Reviewed by Patricia O’Sullivan
Award-winning author Bette Lee Crosby is a prolific writer who has penned six novels in the last six years. Her latest work of fiction is Spare Change, the story of a troubled orphan and an independent older woman.
Susanna Doyle dreams of becoming a Rockette at Radio City Music Hall in New York City. But her husband, a farmer named Benjamin, thinks her place is by his side in Virginia. Every year Benjamin promises to take Susanna to New York on a vacation, and every year there is a reason to put off the trip until next year. When Susanna has a child, a boy they name Ethan Allen, Benjamin hopes Susanna will settle into married life. But Susanna cannot stop thinking about New York. She’d married Benjamin because he’d promised to take her there. A decade later, she realizes the only way she’s getting to New York is by leaving him. So Susanna gets a job waitressing at a local diner and starts saving her tips and making plans.

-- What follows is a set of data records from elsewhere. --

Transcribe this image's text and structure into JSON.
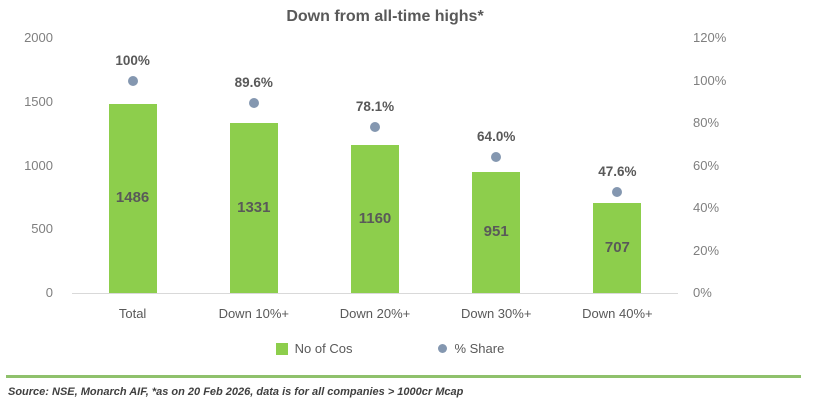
{
  "chart_data": {
    "type": "bar",
    "title": "Down from all-time highs*",
    "categories": [
      "Total",
      "Down 10%+",
      "Down 20%+",
      "Down 30%+",
      "Down 40%+"
    ],
    "series": [
      {
        "name": "No of Cos",
        "type": "bar",
        "axis": "left",
        "values": [
          1486,
          1331,
          1160,
          951,
          707
        ],
        "data_labels": [
          "1486",
          "1331",
          "1160",
          "951",
          "707"
        ],
        "color": "#8dce4c"
      },
      {
        "name": "% Share",
        "type": "scatter",
        "axis": "right",
        "values": [
          100,
          89.6,
          78.1,
          64.0,
          47.6
        ],
        "data_labels": [
          "100%",
          "89.6%",
          "78.1%",
          "64.0%",
          "47.6%"
        ],
        "color": "#8497b0"
      }
    ],
    "left_axis": {
      "min": 0,
      "max": 2000,
      "ticks": [
        "2000",
        "1500",
        "1000",
        "500",
        "0"
      ]
    },
    "right_axis": {
      "min": 0,
      "max": 120,
      "ticks": [
        "120%",
        "100%",
        "80%",
        "60%",
        "40%",
        "20%",
        "0%"
      ]
    },
    "grid": "off",
    "legend": {
      "position": "bottom",
      "entries": [
        {
          "label": "No of Cos",
          "marker": "square",
          "color": "#8dce4c"
        },
        {
          "label": "% Share",
          "marker": "circle",
          "color": "#8497b0"
        }
      ]
    }
  },
  "footer": {
    "source_text": "Source: NSE, Monarch AIF, *as on 20 Feb 2026, data is for all companies > 1000cr Mcap",
    "divider_color": "#8fc16c"
  },
  "colors": {
    "bar": "#8dce4c",
    "marker": "#8497b0",
    "title_text": "#595959",
    "axis_text": "#7f7f7f",
    "axis_line": "#d9d9d9",
    "background": "#ffffff"
  }
}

Olivia Anne Westerly dodged marriage proposals like a soldier running through a mine field. In her words, “I told people the thought of being tied down to a man who expected a clean shirt every morning and dinner on the table at the dot of six was something I simply couldn’t face; but the real truth of the matter is that I’ve grown petrified of babies. They look all cute and cuddly in their little pink and blue buntings, but I’ve seen what they do to women.”
At the age of fifty-eight, however, Olivia finds herself smitten with Charlie Doyle, a charming retiree who hasn’t seen his only son, Benjamin, in over fifteen years. Relieved that Charlie doesn’t expect her to be a mother or a grandmother, Olivia marries Charlie. Theirs will be a marriage built on companionship, and Olivia looks forward to concerts and dinners and travel with Charlie. But eleven days after their wedding, while Olivia and Charlie are on their honeymoon in Florida, Charlie dies of a heart attack.

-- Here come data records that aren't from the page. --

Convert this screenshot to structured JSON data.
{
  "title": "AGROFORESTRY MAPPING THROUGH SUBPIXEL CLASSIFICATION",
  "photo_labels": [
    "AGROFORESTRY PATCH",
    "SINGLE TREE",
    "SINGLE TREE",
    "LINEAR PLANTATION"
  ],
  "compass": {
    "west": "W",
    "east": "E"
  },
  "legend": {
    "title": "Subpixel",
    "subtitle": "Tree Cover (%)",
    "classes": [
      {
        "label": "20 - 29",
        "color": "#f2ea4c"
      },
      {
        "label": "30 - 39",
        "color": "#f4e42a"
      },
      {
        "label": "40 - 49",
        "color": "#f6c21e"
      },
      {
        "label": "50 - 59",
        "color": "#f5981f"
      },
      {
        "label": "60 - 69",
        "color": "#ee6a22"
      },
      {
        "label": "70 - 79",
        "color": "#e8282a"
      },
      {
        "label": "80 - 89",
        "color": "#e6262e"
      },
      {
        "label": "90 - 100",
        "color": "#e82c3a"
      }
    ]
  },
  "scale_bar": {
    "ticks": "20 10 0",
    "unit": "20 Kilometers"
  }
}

Years later, when Olivia has finally put back the pieces of her shattered life, Ethan Allen Doyle shows up at her apartment claiming to be Charlie’s grandson. Olivia doesn’t like children in the first place, and this one is foul-mouthed and dirty. Even worse, his parents have been murdered, and now someone is after Ethan Allen, who is the only witness to the brutal crime.
Spare Change is an enjoyable, if somewhat predictable, read. Crosby’s writing is infused with Southern charm, but there is also a gritty realism to it, particularly during the scenes depicting domestic abuse. The two main female characters were not naturally maternal and had dreams of building their own careers. Even when Ethan Allen came into Susanna and Olivia’s lives, their response to him was realistic, given their personalities. Neither of them had a sudden surge of nurturing feelings. And while both women came to love Ethan Allen, Susanna still regretted giving up years of her life to marriage and raising a child, and Olivia did not regret the choices she made as a young woman to forgo marriage and children for her independence and a career. And yet caring for Ethan Allen changed Olivia. She began to understand how children can give a person a sense of purpose. Ethan Allen was also changed by his relationship with Olivia. This process took time, but Crosby assures her readers in the end that the scrappy boy turns out alright under Olivia’s care.
Some readers might be thrown by Crosby’s tendency to switch back and forth from first person to third, but Crosby marks changes in point of view by introducing them in short chapters titled by a character’s name. These brief, first-person chapters are interspersed between the third-person narrative chapters of the novel and provide little windows with big views into the private thoughts of each character.
A modern-day Oliver Twist, Spare Change is both funny and shocking, full of drama and unforgettable characters.